At similar price points, these scopes offer different amounts of aperture per pound. The William Optics Zenithstar 73 gives you more light-gathering for your money — and for visual observing, aperture per pound is the most useful single metric.

For pure optical value, the William Optics Zenithstar 73 is the stronger pick. The Askar 80PHQ compensates with other features — decide whether those trade-offs justify the premium. If I had to choose: the William Optics Zenithstar 73 — more aperture per pound means more sky.

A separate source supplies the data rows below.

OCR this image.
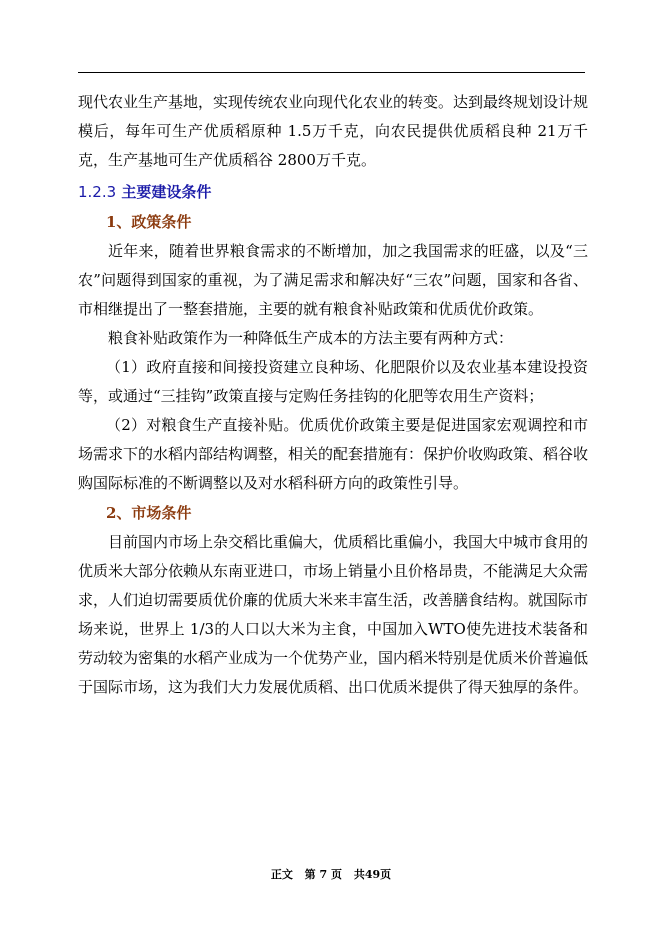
现代农业生产基地，实现传统农业向现代化农业的转变。达到最终规划设计规模后，每年可生产优质稻原种 1.5万千克，向农民提供优质稻良种 21万千克，生产基地可生产优质稻谷 2800万千克。

1.2.3 主要建设条件
1、政策条件

近年来，随着世界粮食需求的不断增加，加之我国需求的旺盛，以及“三农”问题得到国家的重视，为了满足需求和解决好“三农”问题，国家和各省、市相继提出了一整套措施，主要的就有粮食补贴政策和优质优价政策。

粮食补贴政策作为一种降低生产成本的方法主要有两种方式：

（1）政府直接和间接投资建立良种场、化肥限价以及农业基本建设投资等，或通过“三挂钩”政策直接与定购任务挂钩的化肥等农用生产资料；

（2）对粮食生产直接补贴。优质优价政策主要是促进国家宏观调控和市场需求下的水稻内部结构调整，相关的配套措施有：保护价收购政策、稻谷收购国际标准的不断调整以及对水稻科研方向的政策性引导。

2、市场条件

目前国内市场上杂交稻比重偏大，优质稻比重偏小，我国大中城市食用的优质米大部分依赖从东南亚进口，市场上销量小且价格昂贵，不能满足大众需求，人们迫切需要质优价廉的优质大米来丰富生活，改善膳食结构。就国际市场来说，世界上 1/3的人口以大米为主食，中国加入WTO使先进技术装备和劳动较为密集的水稻产业成为一个优势产业，国内稻米特别是优质米价普遍低于国际市场，这为我们大力发展优质稻、出口优质米提供了得天独厚的条件。

正文 第 7 页 共49页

William Optics Zenithstar 73

View William Optics Zenithstar 73

Deep field: Full specifications

Every data point, for those who want to go further.

Full specifications

Fields highlighted in blue or amber indicate the better value for that spec. Data is manufacturer-stated and may vary.

How much can it see?

SpecAskar 80PHQWilliam Optics Zenithstar 73
Aperture

The most important spec — bigger = more light = better views

80mm73mm
Focal Length

Longer = more magnification potential

448mm430mm
Focal Ratio

Lower f-number = wider field of view; higher = more magnification per eyepiece

f/5.6f/5.89
Optical Design

The type of optics — each design has different strengths

RefractorRefractor
Coatings

Better coatings = more light transmission through the optics

Fully multi-coated PHQ quadruplet on all surfacesFully multi-coated FMC ED doublet on all air-to-glass surfaces

How do you point it?

SpecAskar 80PHQWilliam Optics Zenithstar 73
Mount Type

The mechanical system that holds and moves the telescope

None (OTA only)None (OTA only)
GoTo

Computer-controlled pointing — finds any of thousands of objects automatically

Tracking

Motor keeps objects centred as the Earth rotates — essential for astrophotography

The focuser

SpecAskar 80PHQWilliam Optics Zenithstar 73
Focuser Size

2" accepts wider eyepieces and gives better low-power views

2" / 1.25"2" / 1.25"
Focuser Type

Rack-and-pinion is standard; Crayford and dual-speed are smoother

Dual-speed Crayford 2" (with 1.25" adapter)Dual-speed Crayford 2" (10:1 reduction fine focus)

Size & weight

SpecAskar 80PHQWilliam Optics Zenithstar 73
OTA Weight

Optical tube only — useful for comparing mount load capacity

2.8kg1.75kg
Tube Length
360mm320mm
Tube Material
AluminiumAluminium, anodised blue

What's in the box?

SpecAskar 80PHQWilliam Optics Zenithstar 73
Diagonal

Tilts the eyepiece 90° for comfortable viewing — useful on refractors

Blue highlight: Askar 80PHQ advantage · Amber highlight: William Optics Zenithstar 73 advantage · Greyed cells: equal or subjective.